- Image Source NZ Herald (click on image for original)
- 2023 Auckland Floods
- Mobile Home / Tiny Home on Wheels
- Future Proofing Emergency Housing
Open source News article for use by NZ media
flood-Resistant Mobile Homes
When the flood waters rise, and your home is ruined, you need immediate interim housing, but when the next 100-year flood comes two years later you need your interim housing to be habitable when the flood waters subside.
When Claude Lewenz, Mobile Home Association (MHA) Executive Director saw the Herald photograph of a mobile home that floated down the driveway onto a car, he was reminded of his first post-uni job: building floating docks for an in-the-water boat show. They used rigid foam insulation – the same used under the floor of a NZ factory-made mobile home. Because NZTA towing rules limit a mobile home to 3,500 kg, it was easy to calculate how much is required to make a mobile home float in a flood: 160 mm thick.
He rang MHA members, asking if they could offer a flood option. Not only thicker floor insulation, but also welded mooring rings on each corner of the steel chassis. “Yes” they replied. He then called Surefoot™, makers of steel footings that work like tree roots for foundations. They confirmed their contractors can easily install what work like dock pilings where the chassis would rise with the waters, but not float away. Even better, Surefoot™ is removable when need passes.

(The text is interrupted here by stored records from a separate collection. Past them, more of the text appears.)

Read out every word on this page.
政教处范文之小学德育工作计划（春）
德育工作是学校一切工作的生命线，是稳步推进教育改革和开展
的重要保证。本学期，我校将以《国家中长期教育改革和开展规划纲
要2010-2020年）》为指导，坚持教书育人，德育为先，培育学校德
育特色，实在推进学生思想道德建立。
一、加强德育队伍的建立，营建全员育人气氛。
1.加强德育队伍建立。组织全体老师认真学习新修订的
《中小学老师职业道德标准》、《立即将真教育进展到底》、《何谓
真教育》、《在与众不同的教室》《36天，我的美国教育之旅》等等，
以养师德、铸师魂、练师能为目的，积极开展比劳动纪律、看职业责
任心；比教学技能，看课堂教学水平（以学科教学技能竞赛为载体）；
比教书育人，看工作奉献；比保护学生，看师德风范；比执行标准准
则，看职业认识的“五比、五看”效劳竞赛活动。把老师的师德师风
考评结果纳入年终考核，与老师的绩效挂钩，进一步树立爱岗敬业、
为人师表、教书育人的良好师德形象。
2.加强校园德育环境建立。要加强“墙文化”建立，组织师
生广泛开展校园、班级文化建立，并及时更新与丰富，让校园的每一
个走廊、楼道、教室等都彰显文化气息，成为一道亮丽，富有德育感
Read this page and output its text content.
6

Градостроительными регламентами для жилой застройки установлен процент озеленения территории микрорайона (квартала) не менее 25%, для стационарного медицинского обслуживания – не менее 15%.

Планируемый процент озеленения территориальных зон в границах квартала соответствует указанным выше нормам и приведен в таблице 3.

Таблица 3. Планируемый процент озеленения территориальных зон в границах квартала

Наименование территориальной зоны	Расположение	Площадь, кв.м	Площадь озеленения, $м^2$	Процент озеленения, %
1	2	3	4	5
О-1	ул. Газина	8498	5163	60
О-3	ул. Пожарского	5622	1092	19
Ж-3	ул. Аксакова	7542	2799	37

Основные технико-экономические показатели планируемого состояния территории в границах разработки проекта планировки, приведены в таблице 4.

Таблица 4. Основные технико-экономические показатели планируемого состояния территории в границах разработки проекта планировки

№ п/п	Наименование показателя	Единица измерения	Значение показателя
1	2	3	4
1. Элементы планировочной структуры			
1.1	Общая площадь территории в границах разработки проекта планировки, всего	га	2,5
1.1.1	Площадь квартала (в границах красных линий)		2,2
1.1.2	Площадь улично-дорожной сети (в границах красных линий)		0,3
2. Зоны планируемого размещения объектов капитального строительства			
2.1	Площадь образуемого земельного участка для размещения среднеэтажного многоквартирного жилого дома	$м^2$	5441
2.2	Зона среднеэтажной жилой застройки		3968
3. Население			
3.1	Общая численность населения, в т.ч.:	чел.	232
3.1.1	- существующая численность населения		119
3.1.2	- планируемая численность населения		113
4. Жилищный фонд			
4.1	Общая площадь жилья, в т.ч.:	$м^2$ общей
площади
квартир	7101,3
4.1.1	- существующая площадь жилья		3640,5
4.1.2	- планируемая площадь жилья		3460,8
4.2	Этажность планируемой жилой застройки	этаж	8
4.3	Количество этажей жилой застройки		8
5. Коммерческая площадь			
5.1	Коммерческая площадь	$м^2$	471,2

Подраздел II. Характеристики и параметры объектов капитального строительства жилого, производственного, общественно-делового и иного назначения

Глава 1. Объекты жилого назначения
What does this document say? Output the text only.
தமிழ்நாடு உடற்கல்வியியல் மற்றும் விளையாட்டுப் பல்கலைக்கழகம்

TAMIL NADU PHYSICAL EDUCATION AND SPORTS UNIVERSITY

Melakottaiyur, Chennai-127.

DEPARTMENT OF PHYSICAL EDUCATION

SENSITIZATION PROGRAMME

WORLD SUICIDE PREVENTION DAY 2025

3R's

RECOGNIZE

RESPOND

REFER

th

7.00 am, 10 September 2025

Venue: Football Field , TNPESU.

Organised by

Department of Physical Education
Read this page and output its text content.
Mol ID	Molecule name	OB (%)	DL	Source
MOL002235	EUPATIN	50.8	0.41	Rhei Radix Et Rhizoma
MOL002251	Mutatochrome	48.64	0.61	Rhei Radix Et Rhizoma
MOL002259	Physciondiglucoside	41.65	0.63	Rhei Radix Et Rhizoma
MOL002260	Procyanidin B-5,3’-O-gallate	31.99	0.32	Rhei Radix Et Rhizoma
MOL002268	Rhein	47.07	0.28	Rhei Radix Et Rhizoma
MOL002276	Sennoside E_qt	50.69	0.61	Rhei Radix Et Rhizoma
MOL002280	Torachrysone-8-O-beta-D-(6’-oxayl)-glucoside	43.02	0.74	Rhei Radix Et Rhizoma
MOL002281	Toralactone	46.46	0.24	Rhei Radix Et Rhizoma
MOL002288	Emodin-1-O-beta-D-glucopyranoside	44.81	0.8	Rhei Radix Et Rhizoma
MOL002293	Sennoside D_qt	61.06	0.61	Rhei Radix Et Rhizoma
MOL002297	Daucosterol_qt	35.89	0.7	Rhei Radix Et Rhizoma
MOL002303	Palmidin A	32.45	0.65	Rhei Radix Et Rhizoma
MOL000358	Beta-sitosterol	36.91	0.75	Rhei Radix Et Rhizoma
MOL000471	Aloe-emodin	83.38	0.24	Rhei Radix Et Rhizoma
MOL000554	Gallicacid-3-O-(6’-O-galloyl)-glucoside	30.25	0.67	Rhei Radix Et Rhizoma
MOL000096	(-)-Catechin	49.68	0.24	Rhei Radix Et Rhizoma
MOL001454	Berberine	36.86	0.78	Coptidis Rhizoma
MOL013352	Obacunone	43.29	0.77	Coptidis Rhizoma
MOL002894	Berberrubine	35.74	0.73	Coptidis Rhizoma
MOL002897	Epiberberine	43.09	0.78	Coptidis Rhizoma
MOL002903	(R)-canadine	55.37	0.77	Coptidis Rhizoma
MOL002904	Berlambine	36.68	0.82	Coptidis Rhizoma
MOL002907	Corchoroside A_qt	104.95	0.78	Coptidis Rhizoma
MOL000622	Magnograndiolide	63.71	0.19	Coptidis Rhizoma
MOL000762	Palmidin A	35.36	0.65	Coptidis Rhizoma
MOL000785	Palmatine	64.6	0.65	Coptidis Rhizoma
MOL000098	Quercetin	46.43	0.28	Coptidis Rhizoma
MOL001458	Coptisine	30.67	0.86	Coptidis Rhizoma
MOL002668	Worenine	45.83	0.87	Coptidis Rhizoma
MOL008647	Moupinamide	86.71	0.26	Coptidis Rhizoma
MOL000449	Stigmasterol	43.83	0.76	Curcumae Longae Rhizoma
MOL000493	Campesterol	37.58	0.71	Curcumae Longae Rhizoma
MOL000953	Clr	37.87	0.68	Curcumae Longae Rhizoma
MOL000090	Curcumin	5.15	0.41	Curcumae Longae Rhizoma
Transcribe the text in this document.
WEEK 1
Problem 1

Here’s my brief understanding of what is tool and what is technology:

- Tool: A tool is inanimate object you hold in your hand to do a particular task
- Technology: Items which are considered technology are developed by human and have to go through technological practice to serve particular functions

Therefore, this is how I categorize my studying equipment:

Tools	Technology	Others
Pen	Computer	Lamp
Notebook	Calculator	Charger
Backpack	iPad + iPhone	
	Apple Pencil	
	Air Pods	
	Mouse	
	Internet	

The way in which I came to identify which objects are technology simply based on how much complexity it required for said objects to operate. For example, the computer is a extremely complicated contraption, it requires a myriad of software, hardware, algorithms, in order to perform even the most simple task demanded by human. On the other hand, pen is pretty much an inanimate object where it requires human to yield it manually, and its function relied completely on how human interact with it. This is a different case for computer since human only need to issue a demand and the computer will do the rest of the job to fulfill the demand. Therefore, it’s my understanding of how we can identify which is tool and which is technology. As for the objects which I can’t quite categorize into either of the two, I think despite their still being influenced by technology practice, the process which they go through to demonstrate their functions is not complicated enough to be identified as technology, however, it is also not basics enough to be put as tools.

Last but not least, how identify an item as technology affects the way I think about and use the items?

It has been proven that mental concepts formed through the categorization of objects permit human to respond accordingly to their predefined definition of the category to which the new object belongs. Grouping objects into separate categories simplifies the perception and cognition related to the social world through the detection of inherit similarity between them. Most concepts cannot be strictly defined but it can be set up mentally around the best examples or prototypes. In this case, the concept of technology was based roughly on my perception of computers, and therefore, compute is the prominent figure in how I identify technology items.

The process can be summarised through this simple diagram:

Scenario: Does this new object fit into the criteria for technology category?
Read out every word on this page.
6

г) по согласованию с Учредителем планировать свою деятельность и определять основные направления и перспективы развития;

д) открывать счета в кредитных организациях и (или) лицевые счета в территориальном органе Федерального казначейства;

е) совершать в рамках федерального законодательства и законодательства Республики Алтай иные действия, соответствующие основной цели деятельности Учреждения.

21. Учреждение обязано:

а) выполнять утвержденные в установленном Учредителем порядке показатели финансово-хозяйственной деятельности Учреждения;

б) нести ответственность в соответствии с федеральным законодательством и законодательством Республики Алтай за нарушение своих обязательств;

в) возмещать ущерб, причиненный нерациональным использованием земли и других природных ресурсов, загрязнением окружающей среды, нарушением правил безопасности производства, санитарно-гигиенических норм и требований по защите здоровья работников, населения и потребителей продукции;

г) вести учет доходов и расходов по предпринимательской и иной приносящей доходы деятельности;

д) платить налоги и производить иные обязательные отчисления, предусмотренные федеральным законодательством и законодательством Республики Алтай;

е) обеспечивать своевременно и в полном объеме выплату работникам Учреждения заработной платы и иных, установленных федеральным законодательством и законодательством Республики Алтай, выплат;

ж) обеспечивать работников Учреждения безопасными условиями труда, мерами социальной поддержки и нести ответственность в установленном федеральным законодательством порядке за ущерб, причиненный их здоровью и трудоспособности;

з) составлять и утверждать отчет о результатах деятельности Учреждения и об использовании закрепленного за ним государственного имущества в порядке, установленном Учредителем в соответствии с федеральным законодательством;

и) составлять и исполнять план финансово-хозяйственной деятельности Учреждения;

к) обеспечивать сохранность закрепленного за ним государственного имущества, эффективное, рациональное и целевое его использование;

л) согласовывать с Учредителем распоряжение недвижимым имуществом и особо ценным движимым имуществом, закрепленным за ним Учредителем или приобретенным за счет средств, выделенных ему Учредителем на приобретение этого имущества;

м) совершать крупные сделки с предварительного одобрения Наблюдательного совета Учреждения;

The only obstacle to this plan is government and local councils. Since 2017, they have been waging a war on mobile homes, asserting they are buildings, even though they clearly do not meet the fundamental legal meaning of building and structure. By definition buildings are real property (realty) fixed to the land, losing the independent identity of personal property (chattel). Mobile homes are chattel that can be here today, gone tomorrow, because they are not fixed to land.
The record shows councils bully occupants of mobile home and tiny home on wheels. In the few that proceed to MBIE determinations and then to court find government loses, but appeals are expensive and involve years of stress.
As MHA investigated, it learned Cabinet made an informal agreement they did not want US type trailer home parks in NZ. That trickled down to the bureaucracies as as a declaration of war on wheeled-forms of abode. Now with a new PM and a series of housing emergencies, that war must end. Government must embrace mobile homes as “not-buildings” forms of shelter.
Units can cost under $100,000, take two weeks to make in a factory, two hours to install on site and are simple enough that DIY types can make their own. Factory-made are called mobile homes; DIY-made are called Tiny Homes on Wheels, but in performance they are the same. The factory-built are standardised with engineer-approved design.
The war on mobile homes has seen MHA members cut back on production, with several factories forced into liquidation due to obstacles created by government. Those that survive need a completely different relationship with government.
MHA executive director, Lewenz reached out to MBIE’s Temporary Accommodation Services (TAS), proposing they consider mobile homes with the flood option to provide immediate emergency housing that can place families back on their land with adequate housing as they rebuild. TAS is taking it under advisement.
Lewenz also cautions government not to over-react in rebuilding. In Australian flood zones, architects design elevated homes* where the primary living space is above the most catastrophic flood levels. The same is found in the US**, especially along the coastlines prone to hurricanes. The building is elevated on strong piles, with the ground level using break-away wall panels for property that can be quickly removed such as cars or property not hurt by flood waters. As homeowners rebuild in flood zones, councils should support their efforts provided the living space is above the calculated flood level. And meanwhile, allow immediate parking of mobile homes as a permitted activity involving no building or resource consents.